Grundsätzlich brauchen also auch, oder vor allem, große Markenhersteller Innovation, um zu wachsen. Sie müssen aber eine passende Balance zwischen bestehendem Portfolio und spannende Neuheiten finden, die die Glaubwürdigkeit der Marke nicht gefährden. Es braucht Mut dazu. Aber ohne Mut kein Wachstum.
Innovationen können ganze Kategorien nach vorne bringen. Wie kriegt man mit, dass da eine Welle kommt?
Es lohnt sich neben dem Kaufverhalten in der eigenen Kategorie oder auch anderen Kategorien, ein – offenes Ohr in Leitmedien und sozialen Medien zu haben, um frühzeitig Trends zu erkennen. Ein gutes Beispiel hierfür ist der Proteintrend, wo die Resonanz in einigen Medien schon vor der hohen Abverkaufsdaten größer war.
Was braucht ein Unternehmen, um innovativ zu bleiben?
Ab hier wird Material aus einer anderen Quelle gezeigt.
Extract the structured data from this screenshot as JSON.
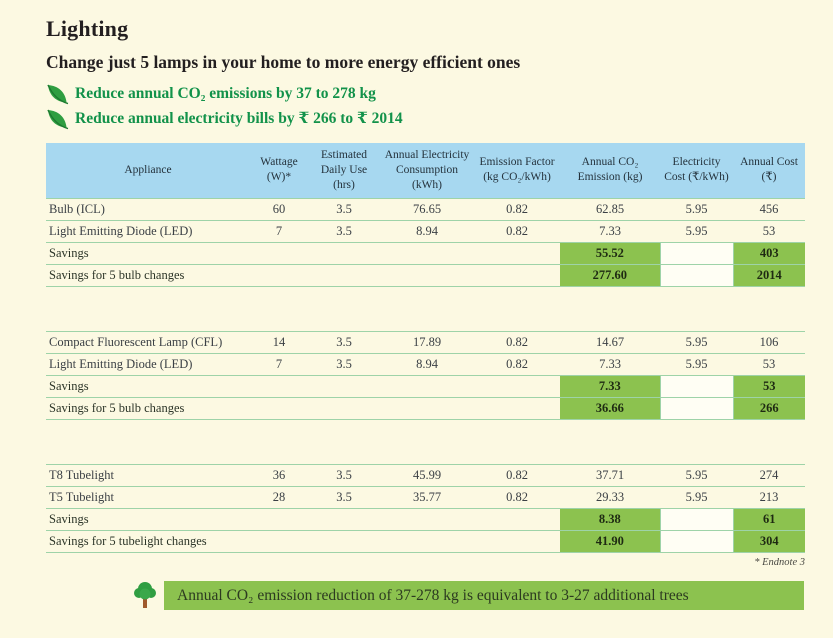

Hierzu gehört in meinen Augen vor allem eine innovationsfördernde Unternehmenskultur, die Kreativität und Innovation fördert. Innovationen lassen sich durch eine Unternehmenskultur fördern, die Kreativität und Offenheit in den Mittelpunkt setzt. Eine „Kultur des Mutes“ kann helfen– man muss offen für Neues sein und auch mal die eine oder andere Wagnis eingehen.
Am Ende muss der Handel die Innovationen ins Regal stellen. Der Platz ist allerdings begrenzt. Wie kann der LEH Innovationen fördern?
Eine Möglichkeit ist über die Schaffung von entsprechenden Verkaufsflächen. Innovationen brauchen Sichtbarkeit und dies kann über Zweitplatzierungen oder speziellen Gondelköpfe passieren. Häufig verlieren Innovation bei der Sortimentsvielfalt im Stammregal ihre Sichtbarkeit. Selbständige Kaufleute spielen hierbei in meinen Augen eine besondere Rolle. Ein anderer interessanter Weg ist über die Zentralen, wo z.B. bei der Rewe über das Innovation Hub es mittlerweile auch für Start-Ups die Möglichkeit gibt Listungen zu generieren und so Innovationen schneller auf den Markt zu bringen.